India is considered one of the globe’s fastest growing economies. Its GDP growth rate has averaged nearly six percent in the past two decades. This makes India an attractive emerging market for investors. Here are 10 quick facts about India that bolster its claim as the second fastest emerging market in the world:

* India has a labour force of 487 million workers.

* It is the tenth largest importer in the world.

* Wages have doubled in the first decade of the 21st century.

* It’s projected that 580 million Indians will be in the middle class by 2030.

* The consumer market will be the fifth largest on the globe by 2030.

* More than 400 million Indians have climbed out of poverty since 1985.

* The financial market sophistication ranks No. 17 in the world.

* The telecommunications industry is the fastest growing in the world.

* The economy is projected to grow at an annual average rate of eight percent over the next 40 years.

* It’s projected that India will be one of the youngest emerging market countries in the world by 2030 with an average age of 31.

With these impressive statistics signaling that India is about to make a run as the top emerging market economy, companies are looking to India as a country to set up shop to meet the incoming economic and demographic wave. Last month, Apple announced that it was reconsidering its emerging market strategy and decided to expand its presence in India.

Apple introduced the iPhone in India four years ago. The company has started an aggressive marketing campaign that offers Indians entry into the Apple smartphone experience for $93.

Apple is playing catch-up with Samsung that dominates the Indian market with cheap cell phones, holding a 40 percent share of cell phone sales. Apple needs to make up ground to catch Samsung, and emerging markets may be one place to do that. Initially, the strategy seems to be paying off.

In the last half of 2012, Apple added two distributors to sell its iPhones. With the exception of China, Apple sells its iPhones in advanced markets, so this venture outside its customary markets was a first for Apple.

Well, the gamble paid off. Analysts said that Apple increased its sales of iPhones in India by nearly 300 percent. In the last quarter of 2012, Apple shipped 250,000 iPhones to India, up from 90,000 in the previous quarter.

Most Indians can’t afford dollar-priced smartphones, but the monthly payment scheme that Apple began offering last month has customers lining up to buy the expensive phones. In India, the pricey $800 iPhone will cost the average Indian worker nearly two months of wages.

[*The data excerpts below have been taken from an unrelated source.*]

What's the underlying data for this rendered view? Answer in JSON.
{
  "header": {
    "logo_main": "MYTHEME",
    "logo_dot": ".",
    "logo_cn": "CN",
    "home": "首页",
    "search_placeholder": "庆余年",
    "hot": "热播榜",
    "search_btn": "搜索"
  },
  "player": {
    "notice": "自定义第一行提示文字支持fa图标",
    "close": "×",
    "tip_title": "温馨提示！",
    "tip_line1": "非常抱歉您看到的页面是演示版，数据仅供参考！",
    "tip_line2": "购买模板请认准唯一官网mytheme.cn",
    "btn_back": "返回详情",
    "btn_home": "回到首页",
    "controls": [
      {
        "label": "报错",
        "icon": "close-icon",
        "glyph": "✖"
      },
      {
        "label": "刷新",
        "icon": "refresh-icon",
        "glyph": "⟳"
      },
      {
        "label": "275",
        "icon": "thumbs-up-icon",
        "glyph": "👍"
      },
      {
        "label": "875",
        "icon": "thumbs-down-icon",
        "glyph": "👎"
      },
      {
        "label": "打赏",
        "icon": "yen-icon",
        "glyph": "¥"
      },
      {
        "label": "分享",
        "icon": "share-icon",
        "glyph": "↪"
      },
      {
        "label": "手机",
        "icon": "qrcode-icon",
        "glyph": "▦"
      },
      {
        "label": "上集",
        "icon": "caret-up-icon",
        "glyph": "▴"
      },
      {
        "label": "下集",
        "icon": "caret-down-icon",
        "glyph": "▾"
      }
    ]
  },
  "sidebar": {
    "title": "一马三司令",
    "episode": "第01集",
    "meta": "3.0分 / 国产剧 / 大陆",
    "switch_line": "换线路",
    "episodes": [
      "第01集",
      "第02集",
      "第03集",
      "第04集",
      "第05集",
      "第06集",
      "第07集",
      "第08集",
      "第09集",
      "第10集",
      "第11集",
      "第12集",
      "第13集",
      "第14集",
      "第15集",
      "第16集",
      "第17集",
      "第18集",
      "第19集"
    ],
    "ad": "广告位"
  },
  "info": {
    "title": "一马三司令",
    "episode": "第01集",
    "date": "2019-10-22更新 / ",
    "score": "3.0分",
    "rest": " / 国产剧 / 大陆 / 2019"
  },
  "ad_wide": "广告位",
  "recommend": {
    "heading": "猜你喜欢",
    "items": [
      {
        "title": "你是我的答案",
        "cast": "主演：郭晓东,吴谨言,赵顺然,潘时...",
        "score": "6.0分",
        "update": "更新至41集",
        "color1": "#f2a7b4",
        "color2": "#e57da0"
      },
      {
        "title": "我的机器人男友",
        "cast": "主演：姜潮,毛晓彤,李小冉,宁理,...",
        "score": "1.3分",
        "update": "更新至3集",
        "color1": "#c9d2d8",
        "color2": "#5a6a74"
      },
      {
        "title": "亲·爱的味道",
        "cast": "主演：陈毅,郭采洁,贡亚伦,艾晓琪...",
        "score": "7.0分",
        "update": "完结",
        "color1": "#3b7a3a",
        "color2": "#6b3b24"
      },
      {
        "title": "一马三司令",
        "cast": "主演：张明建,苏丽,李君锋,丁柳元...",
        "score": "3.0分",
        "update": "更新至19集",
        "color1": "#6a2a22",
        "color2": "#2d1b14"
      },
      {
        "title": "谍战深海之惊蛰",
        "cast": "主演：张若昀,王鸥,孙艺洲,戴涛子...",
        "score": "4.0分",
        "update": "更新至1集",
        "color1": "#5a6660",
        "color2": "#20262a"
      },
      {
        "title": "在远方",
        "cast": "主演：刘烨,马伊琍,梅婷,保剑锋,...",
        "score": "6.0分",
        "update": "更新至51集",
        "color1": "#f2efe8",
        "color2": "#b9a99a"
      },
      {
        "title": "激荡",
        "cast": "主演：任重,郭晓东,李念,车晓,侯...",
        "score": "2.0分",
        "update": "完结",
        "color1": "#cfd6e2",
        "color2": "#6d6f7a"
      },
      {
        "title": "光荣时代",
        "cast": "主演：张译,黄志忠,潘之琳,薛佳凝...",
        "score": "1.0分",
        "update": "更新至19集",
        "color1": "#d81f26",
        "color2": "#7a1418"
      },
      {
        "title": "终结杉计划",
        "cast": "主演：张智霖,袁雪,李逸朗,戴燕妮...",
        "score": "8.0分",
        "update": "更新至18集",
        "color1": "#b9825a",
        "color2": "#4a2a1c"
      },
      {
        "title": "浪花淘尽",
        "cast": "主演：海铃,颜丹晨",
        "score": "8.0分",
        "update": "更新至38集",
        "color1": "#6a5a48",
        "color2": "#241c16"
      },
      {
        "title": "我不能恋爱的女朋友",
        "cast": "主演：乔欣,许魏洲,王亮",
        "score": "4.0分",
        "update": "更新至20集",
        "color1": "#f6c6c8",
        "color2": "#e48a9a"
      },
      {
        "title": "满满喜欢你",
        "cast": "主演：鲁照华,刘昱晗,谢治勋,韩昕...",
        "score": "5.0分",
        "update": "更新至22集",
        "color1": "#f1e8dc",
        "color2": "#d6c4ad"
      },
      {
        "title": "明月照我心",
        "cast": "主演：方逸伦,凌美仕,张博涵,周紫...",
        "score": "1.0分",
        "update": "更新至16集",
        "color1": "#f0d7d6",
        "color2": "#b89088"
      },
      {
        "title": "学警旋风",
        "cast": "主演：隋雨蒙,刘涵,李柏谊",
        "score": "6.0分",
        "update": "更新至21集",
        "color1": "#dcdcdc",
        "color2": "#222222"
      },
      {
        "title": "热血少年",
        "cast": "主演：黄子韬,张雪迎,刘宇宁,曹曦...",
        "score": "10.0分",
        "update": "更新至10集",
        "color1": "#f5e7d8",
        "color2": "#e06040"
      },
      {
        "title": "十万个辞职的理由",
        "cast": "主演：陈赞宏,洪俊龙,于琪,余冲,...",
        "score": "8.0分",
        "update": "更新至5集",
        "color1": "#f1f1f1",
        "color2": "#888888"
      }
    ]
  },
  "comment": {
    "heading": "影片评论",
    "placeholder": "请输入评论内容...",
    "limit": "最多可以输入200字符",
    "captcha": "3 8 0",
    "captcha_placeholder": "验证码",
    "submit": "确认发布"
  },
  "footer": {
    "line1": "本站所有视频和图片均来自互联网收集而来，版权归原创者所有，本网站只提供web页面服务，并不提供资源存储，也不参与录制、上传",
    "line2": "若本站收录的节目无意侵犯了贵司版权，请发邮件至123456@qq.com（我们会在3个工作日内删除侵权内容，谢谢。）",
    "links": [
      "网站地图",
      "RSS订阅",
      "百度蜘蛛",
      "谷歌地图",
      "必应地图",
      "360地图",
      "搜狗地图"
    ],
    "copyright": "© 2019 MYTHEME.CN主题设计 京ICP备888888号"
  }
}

However, Indian analysts are saying that the desire to own a status-symbol iPhone is there.

emerging markets

India is the No. 2 cell phone market based on numbers of users. Apparently, that emerging market number was too juicy for Apple to pass by. Smartphones make up only about 10 percent of the cell phone market in India. Unlike in the United States, telecommunication companies do not subsidize cell phone sales. Indians must buy their phones at the going market rate.

The numbers show that Apple has only a five percent share of the Indian market. However, projections from the research firm IDC show that the smartphone Indian market will more than quintuple, from 19 million devices in 2012 to 108 million by 2016. That number, for Apple, was likely the impetus for the company to jump into another emerging market country.

Some analysts say that the best way to penetrate emerging markets in Asia is to offer a cheap smartphone; however, Apple believes that a cheap hand-set would eat into existing demand and take a bite out of Apple’s margin. The Apple campaign, then, is an effort to convince the Indian who pays 12,000 rupees for a cell phone to invest 45,000 rupees for a top-of-the-line iPhone.

The Apple story illustrates why companies are intensely watching emerging markets like India. The opportunity to increase sales and company profits by selling to hundreds of millions of consumers who are earning more money are reasons why emerging markets are so attractive.